Taking the Refuges & Precepts is the most fundamental Buddhist ceremony, and is frequently offered at meditation retreats.

Bikkhu Bodhi: Going for Refuge & Taking the Precepts

The Three Refuges are a public statement of confidence in the historical Buddha as a regular human who came to a profound and useful understanding of how the human mind works; the Dhamma, or teachings he gave based on that understanding; and the Sangha, the community of like-minded practitioners.

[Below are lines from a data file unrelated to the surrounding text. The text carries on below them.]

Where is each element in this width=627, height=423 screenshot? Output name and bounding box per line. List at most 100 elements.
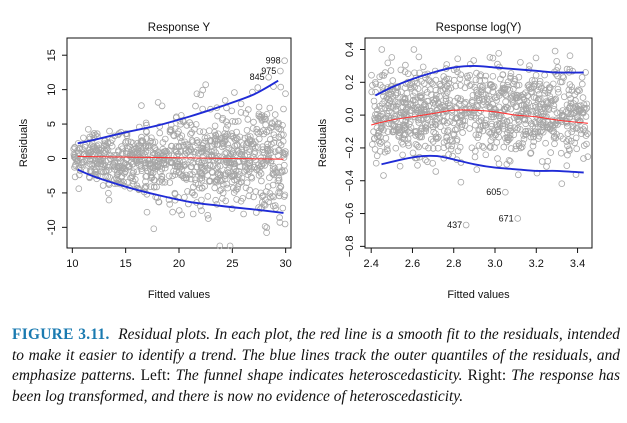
data-point [574, 113, 581, 121]
data-point [456, 112, 463, 119]
data-point [529, 108, 536, 115]
data-point [261, 201, 269, 209]
data-point [172, 143, 180, 150]
data-point [567, 110, 574, 118]
data-point [513, 113, 521, 121]
data-point [446, 96, 453, 104]
data-point [538, 158, 546, 165]
data-point [441, 77, 449, 84]
data-point [404, 139, 412, 147]
data-point [175, 207, 183, 214]
data-point [482, 116, 490, 124]
data-point [429, 80, 436, 87]
data-point [86, 167, 94, 174]
data-point [266, 194, 274, 201]
data-point [540, 123, 547, 130]
data-point [233, 128, 240, 136]
data-point [193, 139, 201, 147]
data-point [222, 197, 230, 205]
data-point [498, 88, 506, 96]
data-point [471, 121, 479, 129]
y-tick-label: −0.6 [344, 203, 356, 225]
data-point [456, 143, 464, 151]
data-point [253, 125, 261, 133]
data-point [442, 95, 450, 102]
data-point [401, 121, 409, 129]
x-tick-label: 2.6 [405, 258, 420, 270]
data-point [106, 127, 113, 135]
data-point [488, 120, 496, 128]
data-point [198, 184, 206, 192]
y-tick-label: 5 [46, 121, 58, 127]
data-point [531, 77, 539, 84]
data-point [419, 63, 427, 71]
data-point [401, 95, 408, 103]
data-point [170, 132, 178, 140]
data-point [543, 103, 551, 111]
data-point [153, 156, 161, 164]
data-point [546, 121, 554, 129]
data-point [507, 127, 515, 135]
data-point [99, 182, 107, 189]
data-point [223, 181, 231, 188]
data-point [71, 152, 79, 159]
data-point [450, 131, 458, 139]
data-point [146, 161, 154, 168]
data-point [214, 112, 221, 120]
data-point [212, 196, 220, 204]
data-point [547, 125, 554, 133]
figure-caption: FIGURE 3.11. Residual plots. In each plo… [12, 325, 620, 407]
data-point [387, 120, 395, 128]
data-point [505, 157, 513, 164]
data-point [274, 120, 282, 128]
data-point [473, 86, 480, 94]
data-point [408, 80, 416, 87]
data-point [507, 105, 515, 113]
data-point [237, 163, 244, 171]
data-point [133, 144, 140, 152]
data-point [440, 73, 448, 80]
data-point [171, 190, 179, 198]
data-point [181, 194, 188, 201]
data-point [175, 143, 183, 151]
data-point [495, 160, 503, 168]
data-point [431, 98, 439, 105]
data-point [244, 116, 252, 123]
data-point [473, 69, 480, 77]
data-point [531, 125, 539, 132]
data-point [215, 157, 222, 164]
data-point [202, 81, 210, 88]
data-point [92, 158, 100, 165]
data-point [205, 215, 212, 222]
data-point [133, 182, 141, 190]
data-point [372, 159, 380, 167]
data-point [572, 107, 580, 114]
data-point [550, 106, 558, 113]
data-point [416, 92, 424, 100]
data-point [512, 142, 520, 150]
data-point [411, 96, 419, 103]
data-point [489, 54, 497, 62]
data-point [479, 83, 487, 90]
data-point [178, 211, 186, 219]
data-point [534, 86, 542, 94]
data-point [403, 90, 411, 97]
data-point [143, 208, 151, 216]
outlier-point [462, 221, 470, 229]
data-point [387, 67, 395, 74]
data-point [246, 146, 254, 153]
data-point [578, 74, 586, 81]
data-point [219, 116, 226, 124]
data-point [560, 93, 568, 101]
x-tick-label: 3.2 [529, 258, 544, 270]
data-point [276, 214, 283, 221]
x-axis: 10 15 20 25 30 [66, 248, 292, 270]
data-point [110, 162, 117, 169]
scatter-points [70, 81, 289, 250]
data-point [132, 148, 139, 156]
data-point [194, 146, 201, 154]
data-point [436, 81, 443, 88]
data-point [278, 168, 286, 176]
data-point [248, 137, 256, 145]
data-point [510, 85, 517, 93]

It’s helpful for meditators to relate to these vows as more descriptive of how one feels and where they are currently at in their practice, rather than something proscriptive that someone else is imposing upon them.

How important these vows are in the context of your practice, the specific technicals details of what they mean, and the consequences of breaking them are entirely up to the individual. You can view these as a solemn public statement that you are “A Buddhist”, or you can simply consider them an unnecessary holdover from uncomfortably devotional Asian Buddhist practices, or anything in-between. The Refuges & Precepts are only as solemn as you want them to be.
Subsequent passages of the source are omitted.